KMAu general manager of product planning Roland Rivero was even more forthright about the importance of the Stinger using a rear-wheel-drive platform, pointing to his past experience at Toyota during the period where the front-wheel drive Avalon and Aurion struggled to win Commodore and Falcon buyers.

“I understand that Commodore and Falcon market well, and it’s tough, it’s tough to crack, and if your product is not quite there, you’re never going to convert them,” he said.

“The formula for us was very, very important because if we had a crack again at another front-wheel drive or even all-wheel drive for that matter, that’s still an unknown. But 60 years of the formula that has been around for that long, I think that particularly in our focus group interviews, there’s still a passion for it.

“Some of them, irrespective of the SUV market boom, still love that, and I think that we’ve got a proposition that can still cater for it. So do I believe I’ve got the best shot ever, having been through the past, at potentially converting some of these customers?
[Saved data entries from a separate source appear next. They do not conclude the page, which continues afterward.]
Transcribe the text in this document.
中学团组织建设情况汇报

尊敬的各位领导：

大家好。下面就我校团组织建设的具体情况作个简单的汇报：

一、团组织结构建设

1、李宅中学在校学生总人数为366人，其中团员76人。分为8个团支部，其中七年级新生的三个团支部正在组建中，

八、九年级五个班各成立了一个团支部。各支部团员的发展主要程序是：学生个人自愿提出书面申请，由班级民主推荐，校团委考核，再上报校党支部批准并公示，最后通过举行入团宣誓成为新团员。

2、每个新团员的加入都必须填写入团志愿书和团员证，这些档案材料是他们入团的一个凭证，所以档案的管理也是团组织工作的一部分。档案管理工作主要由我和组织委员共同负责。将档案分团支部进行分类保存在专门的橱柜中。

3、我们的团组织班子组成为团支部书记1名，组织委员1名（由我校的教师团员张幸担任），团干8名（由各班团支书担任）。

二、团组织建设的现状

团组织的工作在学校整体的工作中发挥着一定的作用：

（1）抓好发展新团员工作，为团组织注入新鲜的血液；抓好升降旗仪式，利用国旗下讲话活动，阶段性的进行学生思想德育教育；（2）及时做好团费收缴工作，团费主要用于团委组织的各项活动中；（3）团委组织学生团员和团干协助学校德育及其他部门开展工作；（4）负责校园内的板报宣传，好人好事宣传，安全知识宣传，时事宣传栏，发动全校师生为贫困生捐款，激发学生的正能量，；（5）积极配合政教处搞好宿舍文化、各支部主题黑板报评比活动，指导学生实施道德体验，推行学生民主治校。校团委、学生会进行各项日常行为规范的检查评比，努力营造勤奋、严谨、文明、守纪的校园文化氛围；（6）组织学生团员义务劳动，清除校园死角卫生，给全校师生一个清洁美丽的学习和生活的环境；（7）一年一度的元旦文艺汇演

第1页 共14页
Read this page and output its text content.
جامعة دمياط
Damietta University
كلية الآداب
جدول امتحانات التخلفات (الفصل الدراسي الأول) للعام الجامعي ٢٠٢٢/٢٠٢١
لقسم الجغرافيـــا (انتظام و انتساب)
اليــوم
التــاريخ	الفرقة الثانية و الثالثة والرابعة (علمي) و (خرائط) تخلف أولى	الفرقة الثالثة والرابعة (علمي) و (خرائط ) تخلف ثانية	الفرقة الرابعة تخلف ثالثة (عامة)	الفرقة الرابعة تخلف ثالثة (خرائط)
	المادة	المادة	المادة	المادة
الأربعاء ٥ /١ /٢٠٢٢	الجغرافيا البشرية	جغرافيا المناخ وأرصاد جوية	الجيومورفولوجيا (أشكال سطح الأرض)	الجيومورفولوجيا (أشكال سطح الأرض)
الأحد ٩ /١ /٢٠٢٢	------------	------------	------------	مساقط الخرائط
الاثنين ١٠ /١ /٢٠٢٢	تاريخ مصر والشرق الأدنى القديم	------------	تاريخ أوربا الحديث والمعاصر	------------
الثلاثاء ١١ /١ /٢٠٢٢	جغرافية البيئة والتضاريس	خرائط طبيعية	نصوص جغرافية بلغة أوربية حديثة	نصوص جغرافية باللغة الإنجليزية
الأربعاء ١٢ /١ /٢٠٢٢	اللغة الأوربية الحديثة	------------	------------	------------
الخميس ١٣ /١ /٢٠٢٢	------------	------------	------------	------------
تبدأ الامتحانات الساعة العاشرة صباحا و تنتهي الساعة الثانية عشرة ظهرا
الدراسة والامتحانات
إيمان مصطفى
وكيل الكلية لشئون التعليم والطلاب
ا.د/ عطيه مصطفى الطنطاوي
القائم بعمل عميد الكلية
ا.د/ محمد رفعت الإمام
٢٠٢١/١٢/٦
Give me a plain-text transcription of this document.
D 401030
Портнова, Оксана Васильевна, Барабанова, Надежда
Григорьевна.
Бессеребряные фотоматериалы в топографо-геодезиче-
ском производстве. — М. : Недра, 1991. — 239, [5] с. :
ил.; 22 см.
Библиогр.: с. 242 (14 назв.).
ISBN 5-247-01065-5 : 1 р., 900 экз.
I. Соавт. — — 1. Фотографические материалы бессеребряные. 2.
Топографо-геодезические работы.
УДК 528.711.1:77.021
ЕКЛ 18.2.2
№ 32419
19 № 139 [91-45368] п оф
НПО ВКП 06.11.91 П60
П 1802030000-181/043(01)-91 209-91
Yes.”However, Mr Rivero added that convincing global headquarters to position the Stinger as a rival for a globally-unknown Holden product rather than a BMW rival was indeed a tough sell.

“They (Kia headquarters) won’t understand Commodore and Falcon because Commodore and Falcon is really a local Australian vehicle,” Mr Rivero explained.

“So for us to be able to turn them around and make them understand the market opportunity in this particular market is very different. And really we took them through a bit of a history lesson as well, going back to the Whitlam era when protection of local manufacturing used to mean that tariffs used to start from about 60 per cent, and that history has really influenced European car pricing in this market, where you’d almost argue that pricing here is almost a bit unfair.

“It took some convincing because the fundamental issue we always had was no other market wanted to position this thing in the way we wanted it to. And it was a big gap – we were far away (from what we wanted) and we got it.

“We chipped away, chipped away. In the end it was all on the spreadsheets and a lot of number crunching was done, but the priority did become the V6 by virtue of the response we were getting (from the Australian market). So we went hard on the V6 and we explained the reasons why (we needed that pricing).”Mr Rivero added that, once supply restrictions free up within two years and the rear-wheel-drive Commodore was no longer available, there is “an opportunity there” to sell more than 500 Stingers per month – or at least 6000 sales per year.

However, the first barrier to overcome, he believed, concerned image issues with Kia – something the brand was successfully achieving in other market segments.

“The second barrier is the stock situation, which is fairly tight going at the moment, (but) we’ve got to get through the first barrier, and the first barrier I think is acceptance of the product,” Mr Rivero continued.

“The challenge is can (buyers) switch from being Holden buyers all their lives, or Falcon buyers all their lives, to now a Korean product. That is, I think, the biggest hurdle. I don’t believe the product itself, and maybe even the pricing is the hurdle. I think the brand at the moment is probably the bigger hurdle.

“(But) if their desire is still for a rear-wheel-drive vehicle that has pretty good dynamics and is fun to drive and is probably more practical than they’ve had before, this is still a worthwhile option for them to look at”.

KMAu has said that in the first two years of the Stinger’s five-year lifecycle it hoped to achieve 250 sales per month – or 3000 units per year – with the figure potentially doubling as supply issues are resolved.